2257 M RU ID Russkoye Piratskoye Radio @, Fanfare for the common Man Emerson
Perhaps someone more familiar with Russian and their computer slang could verify the address podradio@mail.ru. Here's an earlier recording of the announcer.
https://voca.ro/1a3QIOVy5F4i He pronounces it as "pod radio sabaka mayo toczka ru." My doubt concerns the word "mayo." Peter's DX Corner presents a QSL card with the address written in Latin as above, so it should work.
https://petersdxcorner.nl/belarus/qsl-music-wave-radio-3940-khz/ The photos attached to the QSL card likely concern the station's technical details and reveal a lot about its essence:
- the transmitting antenna is a type popular in professional service called Nadinenko's Dipole
- it is suspended from tall lattice masts indicating its location in an existing broadcasting center
- the transmitter's surroundings are no longer the box of the truck-mounted military radio station from which Evgeniy began broadcasting.

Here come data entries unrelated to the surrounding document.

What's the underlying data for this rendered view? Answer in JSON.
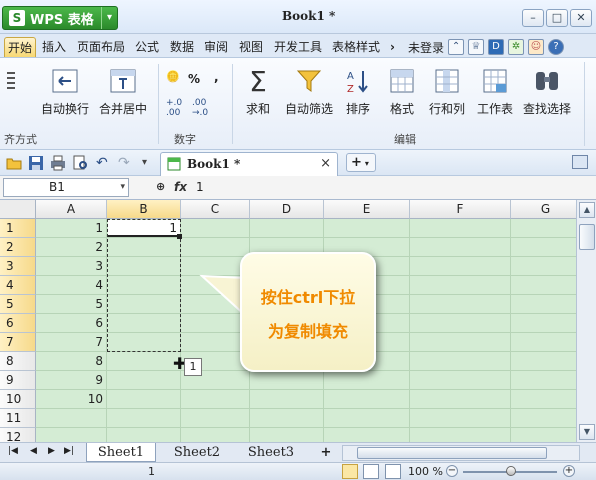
{
  "app": {
    "logo": "S",
    "name": "WPS 表格",
    "document_title": "Book1 *"
  },
  "window_controls": {
    "minimize": "–",
    "restore": "□",
    "close": "✕"
  },
  "menu": {
    "tabs": [
      "开始",
      "插入",
      "页面布局",
      "公式",
      "数据",
      "审阅",
      "视图",
      "开发工具",
      "表格样式"
    ],
    "active_tab": "开始",
    "login": "未登录",
    "more": "›"
  },
  "ribbon": {
    "left_group_label": "齐方式",
    "number_group_label": "数字",
    "edit_group_label": "编辑",
    "buttons": {
      "wrap": "自动换行",
      "merge": "合并居中",
      "sum": "求和",
      "filter": "自动筛选",
      "sort": "排序",
      "format": "格式",
      "rows_cols": "行和列",
      "worksheet": "工作表",
      "find": "查找选择"
    },
    "number_symbols": {
      "percent": "%",
      "comma": ","
    }
  },
  "doc_tab": {
    "title": "Book1 *",
    "close": "×",
    "new": "+"
  },
  "formula_bar": {
    "name_box": "B1",
    "fx": "fx",
    "value": "1"
  },
  "columns": [
    "A",
    "B",
    "C",
    "D",
    "E",
    "F",
    "G"
  ],
  "selected_column": "B",
  "rows": [
    "1",
    "2",
    "3",
    "4",
    "5",
    "6",
    "7",
    "8",
    "9",
    "10",
    "11",
    "12"
  ],
  "selected_rows": [
    "1",
    "2",
    "3",
    "4",
    "5",
    "6",
    "7"
  ],
  "column_a_values": [
    "1",
    "2",
    "3",
    "4",
    "5",
    "6",
    "7",
    "8",
    "9",
    "10"
  ],
  "cell_b1": "1",
  "fill_tooltip": "1",
  "callout": {
    "line1": "按住ctrl下拉",
    "line2": "为复制填充"
  },
  "sheets": {
    "tabs": [
      "Sheet1",
      "Sheet2",
      "Sheet3"
    ],
    "active": "Sheet1",
    "add": "+"
  },
  "statusbar": {
    "count": "1",
    "zoom": "100 %",
    "zoom_minus": "−",
    "zoom_plus": "+"
  }
}
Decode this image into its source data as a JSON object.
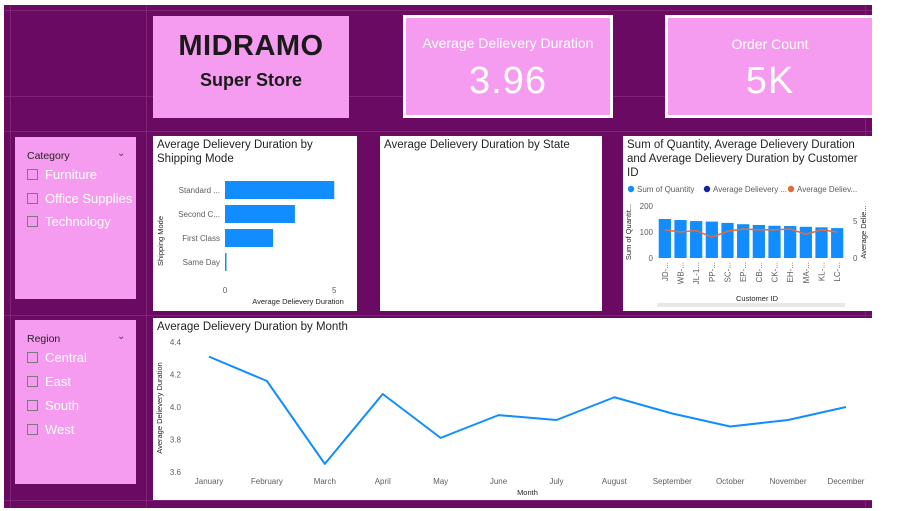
{
  "header": {
    "brand": "MIDRAMO",
    "subtitle": "Super Store"
  },
  "kpis": [
    {
      "label": "Average Delievery Duration",
      "value": "3.96"
    },
    {
      "label": "Order Count",
      "value": "5K"
    }
  ],
  "slicers": {
    "category": {
      "title": "Category",
      "items": [
        "Furniture",
        "Office Supplies",
        "Technology"
      ]
    },
    "region": {
      "title": "Region",
      "items": [
        "Central",
        "East",
        "South",
        "West"
      ]
    }
  },
  "charts": {
    "shipping": {
      "title": "Average Delievery Duration by Shipping Mode"
    },
    "state": {
      "title": "Average Delievery Duration by State"
    },
    "customer": {
      "title": "Sum of Quantity, Average Delievery Duration and Average Delievery Duration by Customer ID"
    },
    "month": {
      "title": "Average Delievery Duration by Month"
    }
  },
  "colors": {
    "accent": "#118dff",
    "navy": "#12239e",
    "orange": "#e66c37",
    "background": "#6b0a63",
    "card": "#f59cf0"
  },
  "chart_data": [
    {
      "type": "bar",
      "orientation": "horizontal",
      "title": "Average Delievery Duration by Shipping Mode",
      "categories": [
        "Standard ...",
        "Second C...",
        "First Class",
        "Same Day"
      ],
      "values": [
        5.0,
        3.2,
        2.2,
        0.04
      ],
      "xlabel": "Average Delievery Duration",
      "ylabel": "Shipping Mode",
      "xticks": [
        "0",
        "5"
      ],
      "xlim": [
        0,
        5.4
      ]
    },
    {
      "type": "bar",
      "title": "Average Delievery Duration by State",
      "categories": [],
      "values": []
    },
    {
      "type": "bar",
      "title": "Sum of Quantity, Average Delievery Duration and Average Delievery Duration by Customer ID",
      "legend": [
        "Sum of Quantity",
        "Average Delievery ...",
        "Average Deliev..."
      ],
      "categories": [
        "JD-...",
        "WB-...",
        "JL-1...",
        "PP-...",
        "SC-...",
        "EP-...",
        "CB-...",
        "CK-...",
        "EH-...",
        "MA-...",
        "KL-...",
        "LC-..."
      ],
      "series": [
        {
          "name": "Sum of Quantity",
          "values": [
            150,
            146,
            142,
            140,
            135,
            130,
            127,
            124,
            123,
            120,
            118,
            115
          ]
        },
        {
          "name": "Average Deliev...",
          "values": [
            3.8,
            3.5,
            3.7,
            2.8,
            3.6,
            3.9,
            3.8,
            3.8,
            3.9,
            3.2,
            3.8,
            3.5
          ]
        }
      ],
      "xlabel": "Customer ID",
      "ylabel": "Sum of Quantit...",
      "y2label": "Average Delie...",
      "yticks": [
        "0",
        "100",
        "200"
      ],
      "ylim": [
        0,
        200
      ],
      "y2ticks": [
        "0",
        "5"
      ],
      "y2lim": [
        0,
        7
      ]
    },
    {
      "type": "line",
      "title": "Average Delievery Duration by Month",
      "categories": [
        "January",
        "February",
        "March",
        "April",
        "May",
        "June",
        "July",
        "August",
        "September",
        "October",
        "November",
        "December"
      ],
      "values": [
        4.31,
        4.16,
        3.65,
        4.08,
        3.81,
        3.95,
        3.92,
        4.06,
        3.96,
        3.88,
        3.92,
        4.0
      ],
      "xlabel": "Month",
      "ylabel": "Average Delievery Duration",
      "yticks": [
        "3.6",
        "3.8",
        "4.0",
        "4.2",
        "4.4"
      ],
      "ylim": [
        3.6,
        4.4
      ]
    }
  ]
}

Taking these facts into account, along with the recent name change to Ruskoye Piratskoye Radio (including the program profile), the conclusion is that the Russian authorities have taken over this station for their own propaganda purposes.
This is sad, because I had hoped that a group of young, progressive Russians had embarked on a path of rapprochement with Europe.
Free Wave Radio (formerly Bukhta Svobodnykh Voln) is now just one of RPR's programming blocks.